47
Вечер кончается,
весна догорает.
Боженька спускается,
меня обнимает:
«Что, устала, доченька,
по земле плестися?
Хочешь этой ноченькой
ко мне вознестися?
Не грусти, красавица,
завтра быть лету…»
Утро начинается,
а меня уж нету.
— Ленка, такое дело, — звонит Катюха из Москвы, мнется, — Долли сорвалась.
— В больнице? — куда-то проваливаюсь.
— Да нет, как раньше: сидит дома, пьет. Работа стоит, концерты горят. Не знаю, что делать. Ты бы приехала, а? Илья бесится, ребята на нервах.

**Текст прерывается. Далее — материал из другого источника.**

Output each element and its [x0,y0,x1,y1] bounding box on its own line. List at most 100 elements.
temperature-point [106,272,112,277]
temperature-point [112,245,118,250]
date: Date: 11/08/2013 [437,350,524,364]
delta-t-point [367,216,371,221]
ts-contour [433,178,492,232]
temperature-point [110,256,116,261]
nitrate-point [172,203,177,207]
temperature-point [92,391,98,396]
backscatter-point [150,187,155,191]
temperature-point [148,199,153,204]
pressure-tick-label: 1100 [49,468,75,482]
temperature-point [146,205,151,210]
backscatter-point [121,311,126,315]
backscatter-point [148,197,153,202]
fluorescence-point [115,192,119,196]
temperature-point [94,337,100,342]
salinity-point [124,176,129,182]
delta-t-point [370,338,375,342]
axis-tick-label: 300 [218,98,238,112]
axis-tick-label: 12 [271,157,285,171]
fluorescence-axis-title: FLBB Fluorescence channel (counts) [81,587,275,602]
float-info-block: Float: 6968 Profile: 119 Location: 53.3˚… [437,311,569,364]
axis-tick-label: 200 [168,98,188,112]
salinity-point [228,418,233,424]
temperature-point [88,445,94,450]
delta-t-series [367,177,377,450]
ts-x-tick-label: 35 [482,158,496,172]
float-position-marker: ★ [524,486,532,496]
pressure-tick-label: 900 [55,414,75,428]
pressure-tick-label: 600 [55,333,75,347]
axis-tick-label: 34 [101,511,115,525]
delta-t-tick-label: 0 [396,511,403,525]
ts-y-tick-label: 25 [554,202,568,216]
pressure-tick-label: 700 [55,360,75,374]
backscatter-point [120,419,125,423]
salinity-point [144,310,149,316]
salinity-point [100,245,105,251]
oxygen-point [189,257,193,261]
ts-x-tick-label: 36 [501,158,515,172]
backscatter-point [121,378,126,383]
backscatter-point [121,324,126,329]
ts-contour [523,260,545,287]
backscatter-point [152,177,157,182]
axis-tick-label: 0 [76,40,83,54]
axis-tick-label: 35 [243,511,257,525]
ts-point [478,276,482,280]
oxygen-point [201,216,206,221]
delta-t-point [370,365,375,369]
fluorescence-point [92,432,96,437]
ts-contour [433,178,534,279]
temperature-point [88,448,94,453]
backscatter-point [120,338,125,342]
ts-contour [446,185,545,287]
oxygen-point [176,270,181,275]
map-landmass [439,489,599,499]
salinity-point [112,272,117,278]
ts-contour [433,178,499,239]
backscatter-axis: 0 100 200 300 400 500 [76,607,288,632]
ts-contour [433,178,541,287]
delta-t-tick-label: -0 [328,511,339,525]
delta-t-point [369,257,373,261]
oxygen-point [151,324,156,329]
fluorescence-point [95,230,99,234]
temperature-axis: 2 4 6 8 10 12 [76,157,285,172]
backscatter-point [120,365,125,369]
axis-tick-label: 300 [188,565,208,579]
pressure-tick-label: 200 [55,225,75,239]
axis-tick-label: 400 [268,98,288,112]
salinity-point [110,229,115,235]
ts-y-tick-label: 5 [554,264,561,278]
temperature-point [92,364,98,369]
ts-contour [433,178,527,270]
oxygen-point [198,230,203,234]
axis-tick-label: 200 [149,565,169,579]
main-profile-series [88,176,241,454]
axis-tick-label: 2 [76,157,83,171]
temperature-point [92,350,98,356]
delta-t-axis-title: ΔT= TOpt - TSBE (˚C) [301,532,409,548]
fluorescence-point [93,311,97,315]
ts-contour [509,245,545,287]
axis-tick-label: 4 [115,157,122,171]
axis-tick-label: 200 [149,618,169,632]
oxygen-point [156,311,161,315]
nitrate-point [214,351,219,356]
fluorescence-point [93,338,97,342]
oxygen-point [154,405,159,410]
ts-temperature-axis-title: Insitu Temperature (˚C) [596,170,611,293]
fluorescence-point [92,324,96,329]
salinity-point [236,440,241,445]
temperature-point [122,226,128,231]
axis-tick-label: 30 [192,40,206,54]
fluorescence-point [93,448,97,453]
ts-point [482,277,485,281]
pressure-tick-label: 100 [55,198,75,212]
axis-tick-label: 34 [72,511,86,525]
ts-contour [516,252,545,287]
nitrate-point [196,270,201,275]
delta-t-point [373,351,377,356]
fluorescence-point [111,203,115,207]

— Не темни, Катюха! С чего бы ей срываться? Я ж неделю как от нее, Долли как Долли, ненормальная, конечно, но это входит в образ. Что случилось?
— Да это все после того ток-шоу пошло, помнишь? Про R-вирус.
— Помню-помню! У меня к твоему Илюшеньке счетец неоплаченный имеется по этому поводу.
— В общем, у нее неприятности начались. Подонки разные цепляются, соседи шарахались. Какие-то идиоты митинг во дворе устроили за чистоту расы. Она не рассказывала?
— Мы с ней на такие темы не разговариваем.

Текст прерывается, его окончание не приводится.